Model Overview
Neelectric/Llama-3.1-8B-Instruct_SDFT_mathv00.09 is an 8 billion parameter instruction-tuned language model, building upon Meta's Llama-3.1-8B-Instruct. Developed by Neelectric, this model has been specifically fine-tuned using the Self-Training with On-Policy Self-Distillation (SDFT) method. The training utilized the Neelectric/OpenR1-Math-220k_all_SDFT_nr dataset, focusing on enhancing its mathematical reasoning capabilities.
Key Capabilities
- Specialized Mathematical Reasoning: Fine-tuned on a dedicated mathematical dataset, making it proficient in handling math-related queries.
- SDFT Training Method: Leverages a self-training and self-distillation approach for improved alignment and performance in its specialized domain.
- Llama-3.1 Base: Benefits from the strong foundational capabilities of the Llama-3.1-8B-Instruct architecture.

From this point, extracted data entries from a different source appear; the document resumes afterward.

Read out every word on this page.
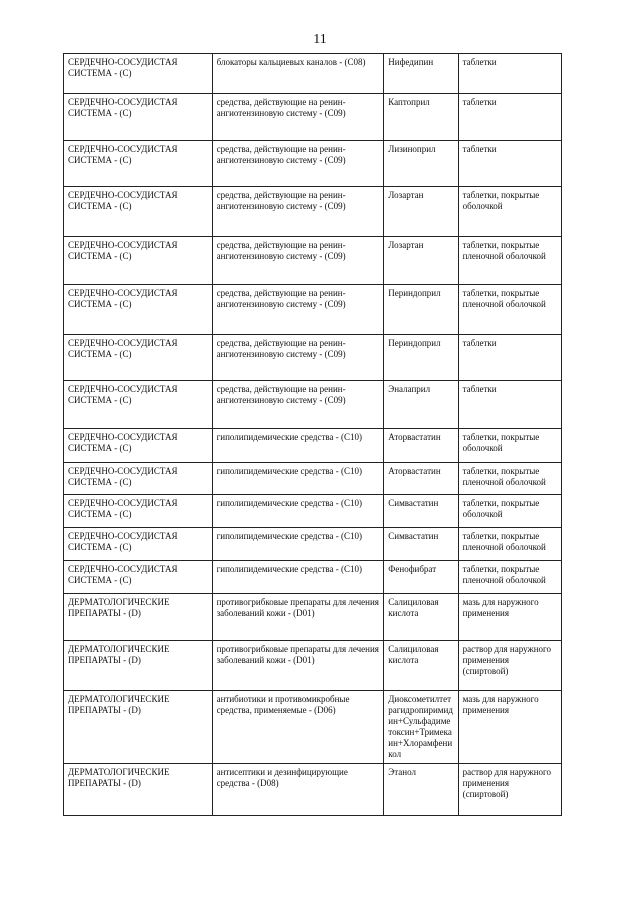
11
СЕРДЕЧНО-СОСУДИСТАЯ СИСТЕМА - (С)	блокаторы кальциевых каналов - (С08)	Нифедипин	таблетки
СЕРДЕЧНО-СОСУДИСТАЯ СИСТЕМА - (С)	средства, действующие на ренин-ангиотензиновую систему - (С09)	Каптоприл	таблетки
СЕРДЕЧНО-СОСУДИСТАЯ СИСТЕМА - (С)	средства, действующие на ренин-ангиотензиновую систему - (С09)	Лизиноприл	таблетки
СЕРДЕЧНО-СОСУДИСТАЯ СИСТЕМА - (С)	средства, действующие на ренин-ангиотензиновую систему - (С09)	Лозартан	таблетки, покрытые оболочкой
СЕРДЕЧНО-СОСУДИСТАЯ СИСТЕМА - (С)	средства, действующие на ренин-ангиотензиновую систему - (С09)	Лозартан	таблетки, покрытые пленочной оболочкой
СЕРДЕЧНО-СОСУДИСТАЯ СИСТЕМА - (С)	средства, действующие на ренин-ангиотензиновую систему - (С09)	Периндоприл	таблетки, покрытые пленочной оболочкой
СЕРДЕЧНО-СОСУДИСТАЯ СИСТЕМА - (С)	средства, действующие на ренин-ангиотензиновую систему - (С09)	Периндоприл	таблетки
СЕРДЕЧНО-СОСУДИСТАЯ СИСТЕМА - (С)	средства, действующие на ренин-ангиотензиновую систему - (С09)	Эналаприл	таблетки
СЕРДЕЧНО-СОСУДИСТАЯ СИСТЕМА - (С)	гиполипидемические средства - (С10)	Аторвастатин	таблетки, покрытые оболочкой
СЕРДЕЧНО-СОСУДИСТАЯ СИСТЕМА - (С)	гиполипидемические средства - (С10)	Аторвастатин	таблетки, покрытые пленочной оболочкой
СЕРДЕЧНО-СОСУДИСТАЯ СИСТЕМА - (С)	гиполипидемические средства - (С10)	Симвастатин	таблетки, покрытые оболочкой
СЕРДЕЧНО-СОСУДИСТАЯ СИСТЕМА - (С)	гиполипидемические средства - (С10)	Симвастатин	таблетки, покрытые пленочной оболочкой
СЕРДЕЧНО-СОСУДИСТАЯ СИСТЕМА - (С)	гиполипидемические средства - (С10)	Фенофибрат	таблетки, покрытые пленочной оболочкой
ДЕРМАТОЛОГИЧЕСКИЕ ПРЕПАРАТЫ - (D)	противогрибковые препараты для лечения заболеваний кожи - (D01)	Салициловая кислота	мазь для наружного применения
ДЕРМАТОЛОГИЧЕСКИЕ ПРЕПАРАТЫ - (D)	противогрибковые препараты для лечения заболеваний кожи - (D01)	Салициловая кислота	раствор для наружного применения (спиртовой)
ДЕРМАТОЛОГИЧЕСКИЕ ПРЕПАРАТЫ - (D)	антибиотики и противомикробные средства, применяемые - (D06)	Диоксометилтетрагидропиримидин+Сульфадиметоксин+Тримекаин+Хлорамфеникол	мазь для наружного применения
ДЕРМАТОЛОГИЧЕСКИЕ ПРЕПАРАТЫ - (D)	антисептики и дезинфицирующие средства - (D08)	Этанол	раствор для наружного применения (спиртовой)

- Extended Context Window: Supports a context length of 32,768 tokens, allowing for processing longer mathematical problems or complex instructions.
When to Use This Model
This model is particularly well-suited for applications requiring strong mathematical problem-solving and reasoning. Its fine-tuning on a math-specific dataset and the use of the SDFT method differentiate it for tasks where accurate numerical and logical processing is critical. Developers can integrate it using the Hugging Face transformers library for text generation tasks, especially those with a mathematical focus.